Apple surprises nobody, announces bigger, faster, thinner iPhone 5 [the competition]
I remember a time when Apple's product announcements were exciting. A time when Apple could announce a product that the entire world hadn't already seen every part of and thoroughly dissected and analyzed before the announcement. A time, apparently, before workers in China realized how valuable the raw parts they had in their hand could be and started sneaking them out of the factory and posting photos of them online. Much to the chagrin of Apple, and to the delight of bloggers starving for anything on the upcoming Apple devices.
Except for when it gets announced and we already know practically everything about it, thus making for a relatively underwhelming announcement. Case in point: the iPhone 5 announcement today was unremarkable, as we knew practically everything about the new Apple smartphone, and so the exciting part of the whole event was that Apple unveiled a new widescreen touch iPod Nano to replace the little iPod Shuffle-sized version that came before (R.I.P. Nano Watch).
The modern internet news cycle is entirely to blame for this level of disappointment. In the five years since the the original iPhone was announced the blog industry covering the iPhone, and even the traditional news outlets, has exploded and hungers for any scrap of news about the upcoming devices. Apple's covered more aggressively than any other tech company, with only Google even approaching the level of interest from the general public. When the new iPhone gets headline positioning on traditional wide-coverage media outlets like CNN, up there with much more important things like the senseless and galling death of the U.S. Ambassador to Libya amidst the civil unrest spurred on by a purposefully inflammatory amateur video posted online from halfway around the world; the striking teachers union in Chicago and the 350,000 students not in class because of it; and the rhetoric, ideas, and gaffes of the presidential election campaigns (themselves feeding into and thriving off of the high tempo news cycle), perhaps our global obsession with Apple in particular and the latest gadget in general has gone too far.

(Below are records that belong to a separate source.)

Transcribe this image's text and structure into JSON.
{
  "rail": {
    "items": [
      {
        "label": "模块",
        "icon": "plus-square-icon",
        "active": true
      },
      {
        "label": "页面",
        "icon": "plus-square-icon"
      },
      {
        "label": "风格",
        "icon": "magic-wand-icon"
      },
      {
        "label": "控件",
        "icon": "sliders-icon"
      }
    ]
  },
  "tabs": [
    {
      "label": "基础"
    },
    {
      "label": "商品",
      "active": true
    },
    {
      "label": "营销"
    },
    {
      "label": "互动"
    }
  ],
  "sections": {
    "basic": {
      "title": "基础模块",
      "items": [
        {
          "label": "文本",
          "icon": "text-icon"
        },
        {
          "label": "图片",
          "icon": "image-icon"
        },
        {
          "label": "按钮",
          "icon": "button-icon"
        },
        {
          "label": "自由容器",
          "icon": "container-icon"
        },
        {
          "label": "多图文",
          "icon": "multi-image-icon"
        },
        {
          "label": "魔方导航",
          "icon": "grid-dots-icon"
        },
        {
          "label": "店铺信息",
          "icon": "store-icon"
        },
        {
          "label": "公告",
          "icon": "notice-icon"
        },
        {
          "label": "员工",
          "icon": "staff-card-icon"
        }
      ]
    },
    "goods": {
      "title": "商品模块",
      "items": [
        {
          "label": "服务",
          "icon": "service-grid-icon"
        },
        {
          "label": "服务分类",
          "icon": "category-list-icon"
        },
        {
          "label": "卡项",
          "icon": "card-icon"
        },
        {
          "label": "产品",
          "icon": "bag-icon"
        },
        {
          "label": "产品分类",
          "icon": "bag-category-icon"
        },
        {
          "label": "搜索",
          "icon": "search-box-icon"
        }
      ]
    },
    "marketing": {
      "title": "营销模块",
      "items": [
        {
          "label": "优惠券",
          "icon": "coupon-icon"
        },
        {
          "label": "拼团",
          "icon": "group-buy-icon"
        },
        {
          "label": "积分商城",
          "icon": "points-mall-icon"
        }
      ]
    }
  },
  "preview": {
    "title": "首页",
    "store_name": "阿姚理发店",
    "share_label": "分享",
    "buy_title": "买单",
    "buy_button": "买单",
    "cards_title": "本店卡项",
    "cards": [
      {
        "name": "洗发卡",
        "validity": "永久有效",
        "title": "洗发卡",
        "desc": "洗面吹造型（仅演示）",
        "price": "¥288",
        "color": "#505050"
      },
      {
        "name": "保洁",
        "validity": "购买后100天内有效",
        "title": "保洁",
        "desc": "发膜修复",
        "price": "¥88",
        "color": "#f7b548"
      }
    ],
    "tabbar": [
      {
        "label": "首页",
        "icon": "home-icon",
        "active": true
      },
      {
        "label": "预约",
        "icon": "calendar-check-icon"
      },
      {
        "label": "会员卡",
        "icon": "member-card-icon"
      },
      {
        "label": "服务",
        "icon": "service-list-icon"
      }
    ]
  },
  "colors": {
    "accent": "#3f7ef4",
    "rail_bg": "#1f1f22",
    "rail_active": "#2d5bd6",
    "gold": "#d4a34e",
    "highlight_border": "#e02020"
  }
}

Is the iPhone 5 impressive? Absolutely. It's thinner, lighter, faster, longer-lasting, stronger, bigger, and everything else you'd expect from the latest smartphone. Apple's yet again managed a strong technical accomplishment, making a phone that is better in practically every way than its predecessors. But Apple's competitors have caught up, and they're starting to differentiate in ways that Apple would not, making devices that are equally, if not more impressive. The Samsung Galaxy S III is still an impressive competitor to the iPhone 5, and the Nokia Lumia 920 too looks to be a worthy competitor. Apple's still at the head of the pack, but the competition isn't lagging far behind - if at all behind - these days. And that's a good thing.
Personally, as an owner of an iPhone 4S on Sprint, I'm not all that enticed by the iPhone 5. Sprint LTE coverage won't be in my area for some time, and I honestly I've got all the inches I need. If I had an iPhone older than the 4S, or honestly any webOS phone older than the Pre3, I might be seriously eyeing the iPhone 5. As always, the latest iPhone will rarely be a justifiable upgrade for owners of the previous generation, but anything with something older would have a harder time justifying not upgrading - especially as their contracts are coming up for renewal right about now.
As for how this compares to webOS? Well, webOS might be lagging on features, even as it makes the transition to open source, but in our opinion webOS still wins on user interface. iOS by its nature cannot match the fluid gesture-based interface of webOS. I've had an iPhone for some time now and I still find myself swiping across the bottom bezel to go back or switch apps. If I could get an iPhone 5 with webOS on it (plus a bunch of the modern software features of iOS 6, Android 4.1 Jelly Bean, and Windows Phone 8) then I'd be a happy, happy camper.